Gulammohammed Sheikh, an artist who teaches in Vadodara, and R. Shiva Kumar, a Santiniketan-based art historian, jointly curated this centenary retrospective exhibition which opened on December 30 and will continue till February 11. The five publications on Benodebehari, released on the occasion, are the fruits of their ceaseless labour.
To begin with, there is the catalogue, a lavishly illustrated 370-page tome with longish pieces by the two curators, an essay by K.G. Subramanyan, one of Benodebeharis pupils, and extracts from the masters writings. The others are on Benodebeharis flower paintings by Nilima Sheikh, a general book on the artist for the layperson, a fourth on Benodebeharis murals in Hindi Bhavan on the Visva-Bharati campus, and a fifth by Shiva Kumar on the scroll painting Khoai.
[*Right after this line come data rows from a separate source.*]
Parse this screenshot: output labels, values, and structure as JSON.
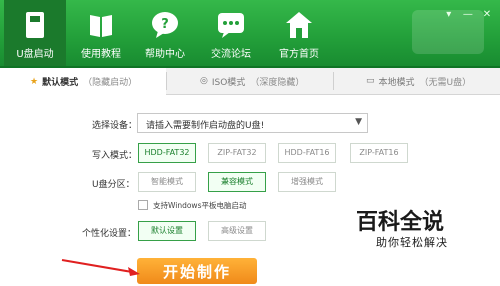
{
  "nav": {
    "items": [
      {
        "label": "U盘启动",
        "icon": "usb-drive-icon"
      },
      {
        "label": "使用教程",
        "icon": "book-icon"
      },
      {
        "label": "帮助中心",
        "icon": "help-bubble-icon"
      },
      {
        "label": "交流论坛",
        "icon": "chat-bubble-icon"
      },
      {
        "label": "官方首页",
        "icon": "home-icon"
      }
    ],
    "window_buttons": [
      "▾",
      "—",
      "✕"
    ]
  },
  "tabs": [
    {
      "label": "默认模式",
      "sub": "（隐藏启动）",
      "icon": "star-icon"
    },
    {
      "label": "ISO模式",
      "sub": "（深度隐藏）",
      "icon": "disc-icon"
    },
    {
      "label": "本地模式",
      "sub": "（无需U盘）",
      "icon": "monitor-icon"
    }
  ],
  "form": {
    "device_label": "选择设备：",
    "device_value": "请插入需要制作启动盘的U盘!",
    "write_mode_label": "写入模式：",
    "write_modes": [
      "HDD-FAT32",
      "ZIP-FAT32",
      "HDD-FAT16",
      "ZIP-FAT16"
    ],
    "selected_write_mode": "HDD-FAT32",
    "partition_label": "U盘分区：",
    "partitions": [
      "智能模式",
      "兼容模式",
      "增强模式"
    ],
    "selected_partition": "兼容模式",
    "tablet_checkbox_label": "支持Windows平板电脑启动",
    "personalize_label": "个性化设置：",
    "personalize_options": [
      "默认设置",
      "高级设置"
    ],
    "selected_personalize": "默认设置",
    "start_button": "开始制作"
  },
  "watermark": {
    "title": "百科全说",
    "subtitle": "助你轻松解决"
  },
  "colors": {
    "brand_green": "#23a03a",
    "accent_orange": "#f08a1a",
    "selected_border": "#36a048"
  }
}
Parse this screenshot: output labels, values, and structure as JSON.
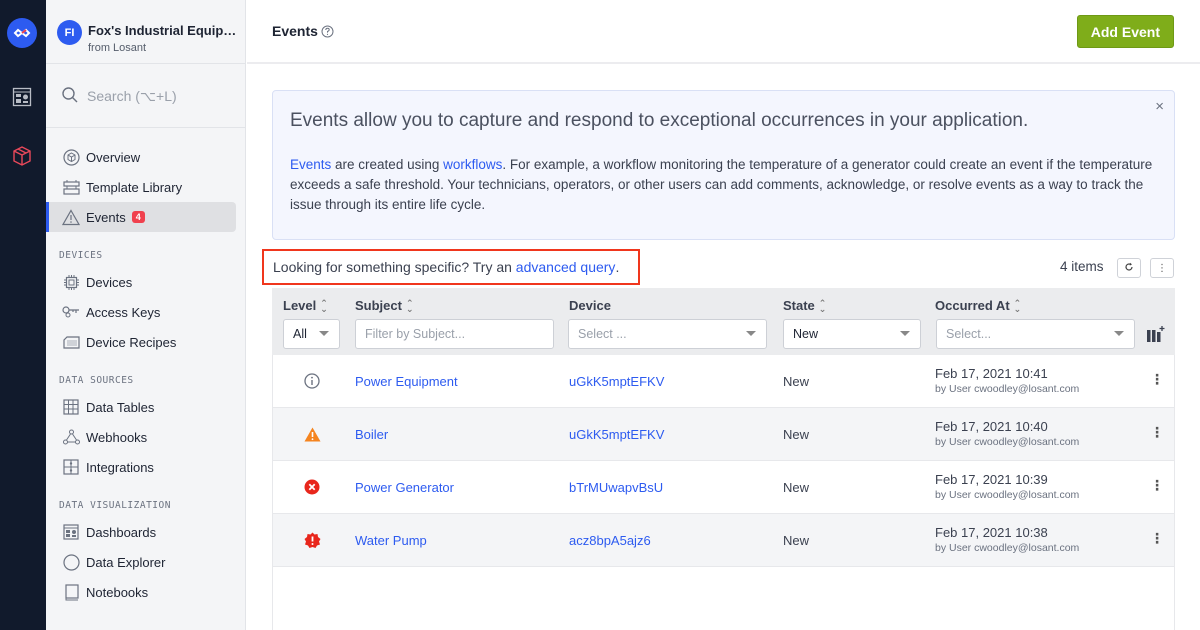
{
  "app": {
    "initials": "FI",
    "name": "Fox's Industrial Equipm...",
    "subtitle": "from Losant"
  },
  "search": {
    "placeholder": "Search (⌥+L)"
  },
  "sidebar": {
    "items": [
      {
        "label": "Overview",
        "icon": "overview-icon"
      },
      {
        "label": "Template Library",
        "icon": "template-library-icon"
      },
      {
        "label": "Events",
        "icon": "warning-triangle-icon",
        "badge": "4",
        "active": true
      }
    ],
    "sections": [
      {
        "title": "DEVICES",
        "items": [
          {
            "label": "Devices",
            "icon": "chip-icon"
          },
          {
            "label": "Access Keys",
            "icon": "key-icon"
          },
          {
            "label": "Device Recipes",
            "icon": "recipe-icon"
          }
        ]
      },
      {
        "title": "DATA SOURCES",
        "items": [
          {
            "label": "Data Tables",
            "icon": "table-icon"
          },
          {
            "label": "Webhooks",
            "icon": "webhook-icon"
          },
          {
            "label": "Integrations",
            "icon": "integrations-icon"
          }
        ]
      },
      {
        "title": "DATA VISUALIZATION",
        "items": [
          {
            "label": "Dashboards",
            "icon": "dashboard-icon"
          },
          {
            "label": "Data Explorer",
            "icon": "compass-icon"
          },
          {
            "label": "Notebooks",
            "icon": "notebook-icon"
          }
        ]
      }
    ]
  },
  "header": {
    "title": "Events",
    "add_button": "Add Event"
  },
  "info": {
    "title": "Events allow you to capture and respond to exceptional occurrences in your application.",
    "link1": "Events",
    "text1": " are created using ",
    "link2": "workflows",
    "text2": ". For example, a workflow monitoring the temperature of a generator could create an event if the temperature exceeds a safe threshold. Your technicians, operators, or other users can add comments, acknowledge, or resolve events as a way to track the issue through its entire life cycle.",
    "close": "×"
  },
  "query": {
    "prefix": "Looking for something specific? Try an ",
    "link": "advanced query",
    "suffix": "."
  },
  "list": {
    "count": "4 items",
    "columns": {
      "level": "Level",
      "subject": "Subject",
      "device": "Device",
      "state": "State",
      "occurred": "Occurred At"
    },
    "filters": {
      "level": "All",
      "subject_placeholder": "Filter by Subject...",
      "device_placeholder": "Select ...",
      "state": "New",
      "occurred_placeholder": "Select..."
    },
    "rows": [
      {
        "level": "info",
        "subject": "Power Equipment",
        "device": "uGkK5mptEFKV",
        "state": "New",
        "date": "Feb 17, 2021 10:41",
        "by": "by User cwoodley@losant.com"
      },
      {
        "level": "warning",
        "subject": "Boiler",
        "device": "uGkK5mptEFKV",
        "state": "New",
        "date": "Feb 17, 2021 10:40",
        "by": "by User cwoodley@losant.com"
      },
      {
        "level": "error",
        "subject": "Power Generator",
        "device": "bTrMUwapvBsU",
        "state": "New",
        "date": "Feb 17, 2021 10:39",
        "by": "by User cwoodley@losant.com"
      },
      {
        "level": "critical",
        "subject": "Water Pump",
        "device": "acz8bpA5ajz6",
        "state": "New",
        "date": "Feb 17, 2021 10:38",
        "by": "by User cwoodley@losant.com"
      }
    ]
  },
  "colors": {
    "accent": "#2d5bf0",
    "rail": "#111a2c",
    "add_button": "#7fad1a",
    "badge": "#f0414e",
    "warning": "#f5841f",
    "error": "#e8261c",
    "highlight_border": "#f0361d"
  }
}
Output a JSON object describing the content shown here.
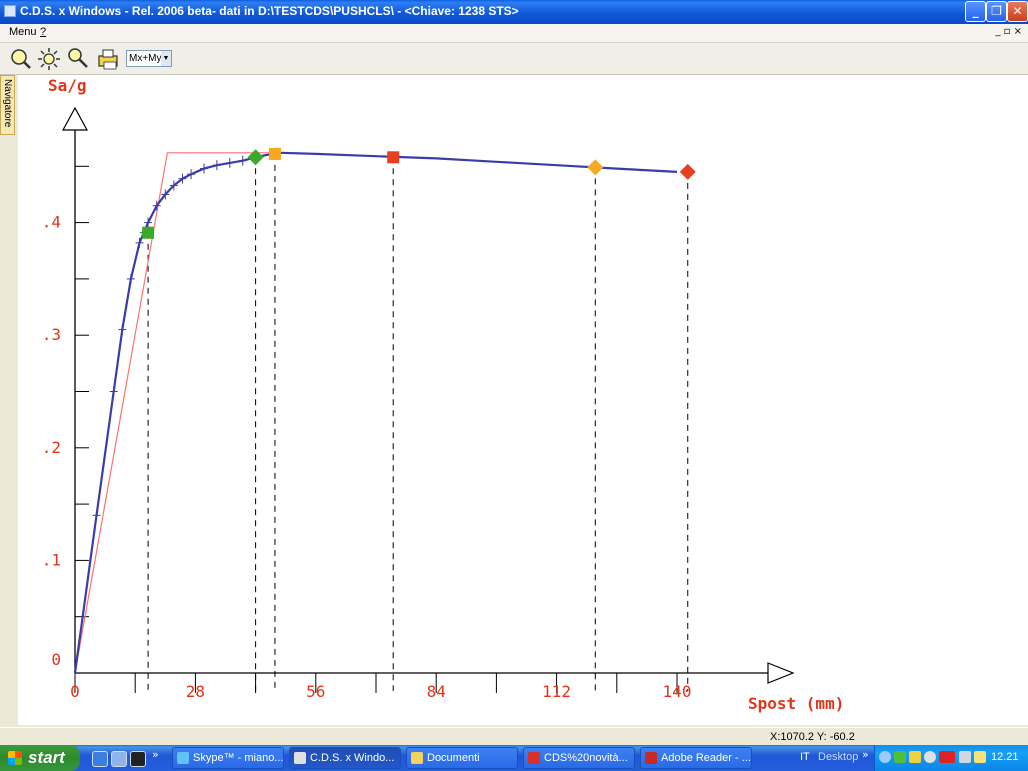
{
  "window": {
    "title": "C.D.S. x Windows - Rel. 2006 beta- dati in D:\\TESTCDS\\PUSHCLS\\ - <Chiave: 1238 STS>",
    "menu": [
      "Menu",
      "?"
    ]
  },
  "toolbar": {
    "view_select": "Mx+My",
    "icons": [
      "zoom-icon",
      "pan-icon",
      "zoom-out-icon",
      "print-icon"
    ]
  },
  "navigator_tab": "Navigatore",
  "chart_data": {
    "type": "line",
    "xlabel": "Spost (mm)",
    "ylabel": "Sa/g",
    "x_ticks": [
      0,
      14,
      28,
      42,
      56,
      70,
      84,
      98,
      112,
      126,
      140
    ],
    "x_tick_labels": [
      "0",
      "28",
      "56",
      "84",
      "112",
      "140"
    ],
    "x_tick_label_values": [
      0,
      28,
      56,
      84,
      112,
      140
    ],
    "y_ticks": [
      0,
      0.05,
      0.1,
      0.15,
      0.2,
      0.25,
      0.3,
      0.35,
      0.4,
      0.45
    ],
    "y_tick_labels": [
      ".1",
      ".2",
      ".3",
      ".4"
    ],
    "y_tick_label_values": [
      0.1,
      0.2,
      0.3,
      0.4
    ],
    "xlim": [
      0,
      160
    ],
    "ylim": [
      0,
      0.5
    ],
    "colors": {
      "curve": "#3c3ca8",
      "bilinear": "#ff7070",
      "green": "#3aaa28",
      "orange": "#f7a81e",
      "red": "#e8401e"
    },
    "series": [
      {
        "role": "capacity-curve",
        "x": [
          0,
          5,
          9,
          11,
          13,
          15,
          16,
          17,
          19,
          21,
          23,
          25,
          27,
          30,
          33,
          36,
          39,
          42,
          44.5,
          48,
          56,
          70,
          84,
          98,
          112,
          126,
          140
        ],
        "y": [
          0,
          0.14,
          0.25,
          0.305,
          0.35,
          0.382,
          0.391,
          0.4,
          0.415,
          0.425,
          0.433,
          0.439,
          0.443,
          0.448,
          0.451,
          0.453,
          0.455,
          0.458,
          0.46,
          0.462,
          0.461,
          0.459,
          0.457,
          0.454,
          0.451,
          0.448,
          0.445
        ]
      },
      {
        "role": "bilinear",
        "x": [
          0,
          21.5,
          48
        ],
        "y": [
          0,
          0.462,
          0.462
        ]
      }
    ],
    "markers": [
      {
        "x": 17,
        "y": 0.391,
        "shape": "square",
        "color": "green"
      },
      {
        "x": 42,
        "y": 0.458,
        "shape": "diamond",
        "color": "green"
      },
      {
        "x": 46.5,
        "y": 0.461,
        "shape": "square",
        "color": "orange"
      },
      {
        "x": 74,
        "y": 0.458,
        "shape": "square",
        "color": "red"
      },
      {
        "x": 121,
        "y": 0.449,
        "shape": "diamond",
        "color": "orange"
      },
      {
        "x": 142.5,
        "y": 0.445,
        "shape": "diamond",
        "color": "red"
      }
    ]
  },
  "status": {
    "coords": "X:1070.2  Y: -60.2"
  },
  "taskbar": {
    "start": "start",
    "tasks": [
      {
        "label": "Skype™ - miano...",
        "active": false
      },
      {
        "label": "C.D.S. x Windo...",
        "active": true
      },
      {
        "label": "Documenti",
        "active": false
      },
      {
        "label": "CDS%20novità...",
        "active": false
      },
      {
        "label": "Adobe Reader - ...",
        "active": false
      }
    ],
    "lang": "IT",
    "desktop": "Desktop",
    "clock": "12.21"
  }
}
These publications were financed in the main by Vadhera art gallery.
The exhibition takes one on a journey of various phases of Benodebeharis career. There are the etchings and woodcuts where the interplay of shadow and light conjures up the herds of pigs, the hills of Mussourie and Nepal, the date palm trees, desolate and sombre like the reclusive artist himself, and self-portraits, in which he recreates himself as a hermit wearing owlish glasses, gazing intensely at the viewer; slouching in an armchair; clowning with a frog that he had caught; enjoying a drink with friends — usually litterateurs — or stooping over his work in the loneliness of his studio.
His travels in Japan, Nepal, Rajasthan and their influence on his work are carefully charted out here. There is a section on Benodebeharis textile designs and the wood blocks he designed to make prints.
Benodebeharis murals in Santiniketan have faded with time and neglect. Three rooms are devoted to his murals presented through photographic displays in actual size.
Most fascinating are his works done after he went blind. The bright paper cutouts, calligraphic works and sculptures are all here. They illuminate Benodebeharis inner world.